The Chancellor Gordon Brown has said that he wants to see five new Eco-Towns created, equating in 100,000 new homes within new 'carbon-neutral' areas to be set up on old industrial regions.

|PIC1|Brown, who is widely expected to take over from Prime Minister Tony Blair when he steps down on 27 June, told BBC's Sunday AM programme that he wants to help create a "home-owning, asset-owning, wealth-owning democracy".

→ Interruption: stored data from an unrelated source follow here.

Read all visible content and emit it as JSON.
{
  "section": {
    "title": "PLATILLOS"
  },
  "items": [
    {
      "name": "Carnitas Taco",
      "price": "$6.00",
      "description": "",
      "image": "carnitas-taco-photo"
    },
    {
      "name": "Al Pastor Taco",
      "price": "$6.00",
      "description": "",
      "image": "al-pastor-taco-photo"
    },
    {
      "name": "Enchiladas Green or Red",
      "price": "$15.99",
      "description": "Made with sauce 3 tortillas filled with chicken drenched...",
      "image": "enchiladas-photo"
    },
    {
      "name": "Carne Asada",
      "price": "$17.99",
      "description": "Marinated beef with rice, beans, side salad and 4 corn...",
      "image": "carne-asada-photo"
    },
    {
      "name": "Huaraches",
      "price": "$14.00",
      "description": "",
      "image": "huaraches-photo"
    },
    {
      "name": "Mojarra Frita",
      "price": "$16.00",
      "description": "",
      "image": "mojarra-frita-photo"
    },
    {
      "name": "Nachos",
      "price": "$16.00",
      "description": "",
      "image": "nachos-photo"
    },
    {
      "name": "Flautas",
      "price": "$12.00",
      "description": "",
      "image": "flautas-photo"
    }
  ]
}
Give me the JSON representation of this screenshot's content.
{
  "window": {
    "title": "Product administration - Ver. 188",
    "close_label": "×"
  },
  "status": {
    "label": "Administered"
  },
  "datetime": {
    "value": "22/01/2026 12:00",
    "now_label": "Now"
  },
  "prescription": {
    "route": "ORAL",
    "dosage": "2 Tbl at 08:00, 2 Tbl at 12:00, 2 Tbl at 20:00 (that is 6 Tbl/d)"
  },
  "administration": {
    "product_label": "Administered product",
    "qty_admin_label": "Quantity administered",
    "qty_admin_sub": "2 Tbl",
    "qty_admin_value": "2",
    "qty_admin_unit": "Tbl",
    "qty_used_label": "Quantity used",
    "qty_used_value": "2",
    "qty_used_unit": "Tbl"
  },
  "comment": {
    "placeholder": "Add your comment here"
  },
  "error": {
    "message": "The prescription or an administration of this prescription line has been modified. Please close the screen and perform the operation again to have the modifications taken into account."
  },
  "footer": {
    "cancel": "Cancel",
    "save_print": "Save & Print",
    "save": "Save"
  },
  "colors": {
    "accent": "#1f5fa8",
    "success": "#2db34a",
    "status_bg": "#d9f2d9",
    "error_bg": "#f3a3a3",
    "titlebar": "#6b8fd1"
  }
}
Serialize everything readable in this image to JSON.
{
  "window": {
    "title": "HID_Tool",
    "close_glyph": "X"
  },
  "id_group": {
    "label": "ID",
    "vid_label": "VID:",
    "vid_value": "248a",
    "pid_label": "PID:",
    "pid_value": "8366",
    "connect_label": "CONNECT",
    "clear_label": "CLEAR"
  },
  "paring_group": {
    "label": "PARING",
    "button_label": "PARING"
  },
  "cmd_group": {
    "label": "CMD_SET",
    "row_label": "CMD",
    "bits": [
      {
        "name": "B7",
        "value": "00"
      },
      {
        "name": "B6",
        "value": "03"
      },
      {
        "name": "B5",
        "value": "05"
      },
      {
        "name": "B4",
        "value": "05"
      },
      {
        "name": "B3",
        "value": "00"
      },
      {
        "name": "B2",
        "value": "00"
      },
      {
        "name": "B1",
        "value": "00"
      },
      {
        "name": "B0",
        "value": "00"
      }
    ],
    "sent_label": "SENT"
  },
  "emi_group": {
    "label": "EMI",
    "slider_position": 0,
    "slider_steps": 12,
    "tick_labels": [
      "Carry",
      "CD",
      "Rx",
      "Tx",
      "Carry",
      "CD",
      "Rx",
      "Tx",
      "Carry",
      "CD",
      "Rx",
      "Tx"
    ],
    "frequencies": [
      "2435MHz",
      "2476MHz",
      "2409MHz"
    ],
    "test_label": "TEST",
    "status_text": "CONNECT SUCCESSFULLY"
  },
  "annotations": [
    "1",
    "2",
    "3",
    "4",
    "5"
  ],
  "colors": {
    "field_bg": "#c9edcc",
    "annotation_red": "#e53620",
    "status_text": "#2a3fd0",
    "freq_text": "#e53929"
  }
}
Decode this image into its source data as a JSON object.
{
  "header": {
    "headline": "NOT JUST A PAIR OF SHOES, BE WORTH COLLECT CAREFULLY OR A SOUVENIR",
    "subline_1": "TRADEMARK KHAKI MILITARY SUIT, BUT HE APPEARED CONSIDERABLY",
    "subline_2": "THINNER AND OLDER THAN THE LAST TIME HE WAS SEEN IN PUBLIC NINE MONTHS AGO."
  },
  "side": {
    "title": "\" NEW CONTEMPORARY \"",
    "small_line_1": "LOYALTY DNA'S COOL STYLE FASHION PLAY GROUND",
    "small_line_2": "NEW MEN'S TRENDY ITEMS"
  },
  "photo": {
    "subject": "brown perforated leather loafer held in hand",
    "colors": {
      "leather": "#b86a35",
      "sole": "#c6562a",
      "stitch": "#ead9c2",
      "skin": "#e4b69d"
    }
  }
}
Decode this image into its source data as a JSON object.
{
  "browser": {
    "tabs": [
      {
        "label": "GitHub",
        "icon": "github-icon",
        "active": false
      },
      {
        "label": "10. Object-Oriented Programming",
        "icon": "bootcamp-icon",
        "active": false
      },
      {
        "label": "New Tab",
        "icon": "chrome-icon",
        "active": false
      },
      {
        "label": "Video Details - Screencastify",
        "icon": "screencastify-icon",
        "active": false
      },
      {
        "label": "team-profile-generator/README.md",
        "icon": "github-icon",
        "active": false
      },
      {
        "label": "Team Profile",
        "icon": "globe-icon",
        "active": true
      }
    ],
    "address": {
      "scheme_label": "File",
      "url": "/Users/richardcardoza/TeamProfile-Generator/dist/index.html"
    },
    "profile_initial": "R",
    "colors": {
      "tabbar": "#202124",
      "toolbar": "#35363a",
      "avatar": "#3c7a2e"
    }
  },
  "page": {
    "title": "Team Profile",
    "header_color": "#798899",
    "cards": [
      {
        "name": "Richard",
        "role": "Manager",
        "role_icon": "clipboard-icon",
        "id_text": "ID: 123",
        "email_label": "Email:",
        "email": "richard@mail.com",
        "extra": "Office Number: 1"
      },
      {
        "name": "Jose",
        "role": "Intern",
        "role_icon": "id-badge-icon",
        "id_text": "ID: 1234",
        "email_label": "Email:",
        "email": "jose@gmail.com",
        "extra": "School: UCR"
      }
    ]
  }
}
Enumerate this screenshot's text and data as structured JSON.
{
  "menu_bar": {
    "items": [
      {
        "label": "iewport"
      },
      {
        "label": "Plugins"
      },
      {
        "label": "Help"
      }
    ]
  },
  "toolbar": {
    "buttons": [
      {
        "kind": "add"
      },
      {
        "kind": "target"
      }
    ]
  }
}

The Labour Party's national executive committee will meet Sunday afternoon to announce the timetable for leadership, as well as deputy leadership contests.

A policy debate is set to take place between Brown and two other left-wing leadership challengers, Michael Meacher and John McDonnell.

However, even though a challenge now looks likely, commentators are adamant that they pose no serious threat to Brown becoming the next British Prime Minister.

The Chancellor's proposed eco-towns could each contain up to 20,000 homes, which Brown insisted showed "imagination" in combining the need for homes with helping the environment.

One site proposed is the ex-MoD base at Oakington in Cambridgeshire, which could hold 10,000 new homes. Councils will be invited to bid for the other settlements, which Brown insisted would be laid out in environmentally friendly ways, including bus routes, cycle lanes and schools designed in a way to make them carbon neutral communities overall.

The other major agenda Brown has promoted as he drives to take over at 10 Downing Street has been the National Health Service (NHS). He told the BBC: "we've still got a lot to do to show people" it is moving "into the modern era... there for people when they need it."

He commented that he did not believe the NHS should be given full independence, and that ministers still needed to make funding decisions.